If this is being left open-ended for a possible sequel, it doesn't deserve it. King has spent seven issues relying on other stories, events and authors for gravitas and emotional impact, with little or no pay-off.
This could have been a story about Jenny taking on rogue supers in her own more usual power class with ingenuity, reasons for working off the grid of other supers, and an occasional narratively-justified deus ex machina. It's not a bad premise. What was delivered is largely boring and unsatisfying.

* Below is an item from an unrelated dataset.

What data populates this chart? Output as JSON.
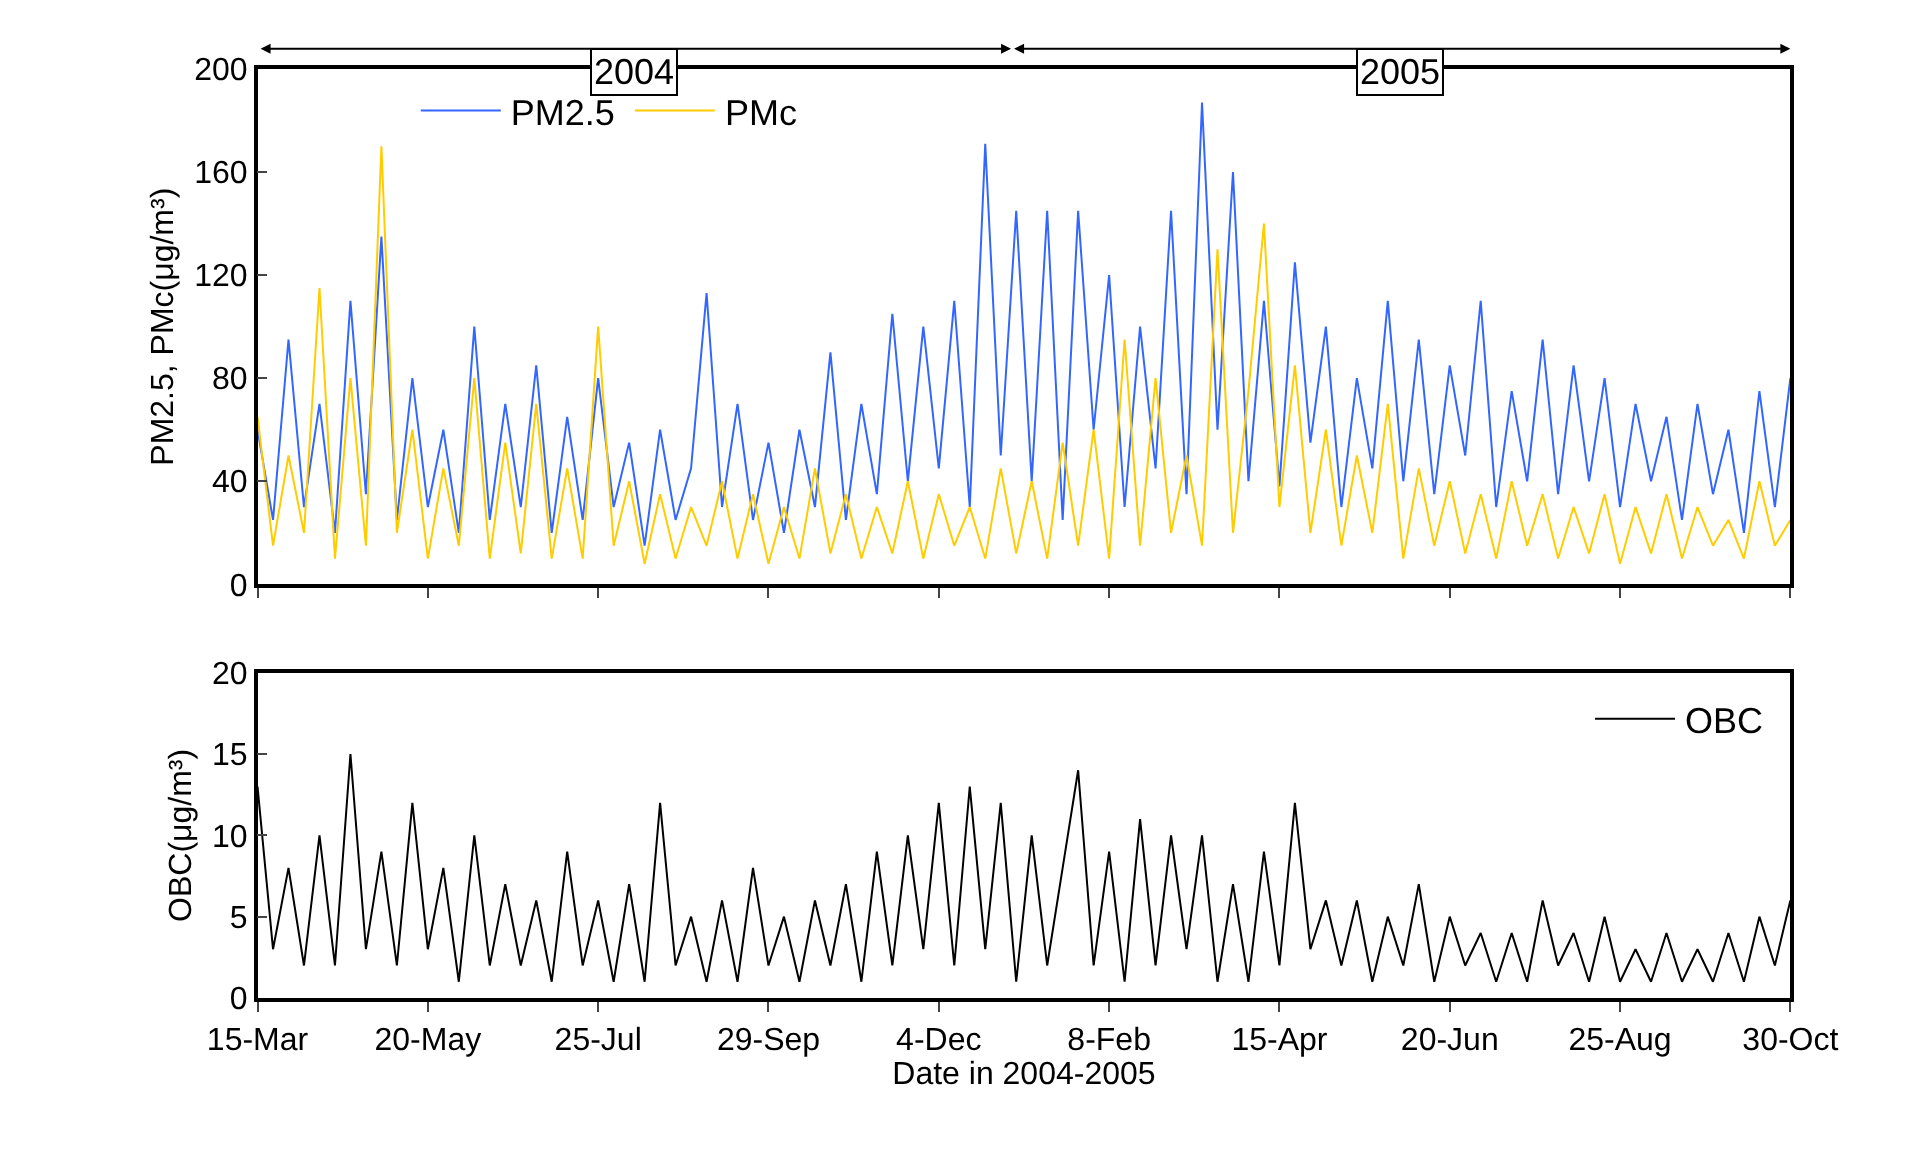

References to recent real-world events are likely to age badly and this is written and set only a quarter of the way through the current century. Of course, if the other three-quarters consist of more pandemics, climate-related disasters, energy and resource shortages, fascism in the US, nuclear escalation, significant wars, massive refugee crises, etc, King's work here is even more likely to disappear, whether it makes blunt mention of a few news stories or not.
People have pointed out that breakaway comics companies like WildStorm in the 90s tracked with that decade: pushing boundaries (from the puerile to political) and reacting to the aftermath of the Comics Code, ranging in tone from the thoughtful retro and reappraisal of Tom Strong and Astro City to the more chaotic and higher energy Gen 13 and Welcome to Tranquility. Not all of it was gold by a long stretch, but it threw out a fair few interesting ideas. (On a small tangent, since the original WildStorm era is something of personal interest I picked up an ebook copy of Wild Times: an Oral History of Wildstorm Studies from Big Cartel here.)
Can lightning strike repeatedly? Is another equivalent of WildStorm possible? Ask me at another time and I might give a different answer, but right now I think it's the wrong question. There continue to be high points in mainstream storytelling such as 2010's Mystery Incorporated take on Scooby Doo or Jonathan Hickman's Marvel writing that are intelligently crafted and work on a rewarding number of levels. Big name studios can take chances that pay off, and a lot of it is finding and green-lighting good creators then not squashing them under committees. If there's a habitable world to do it in, there'll be good storytelling there somewhere.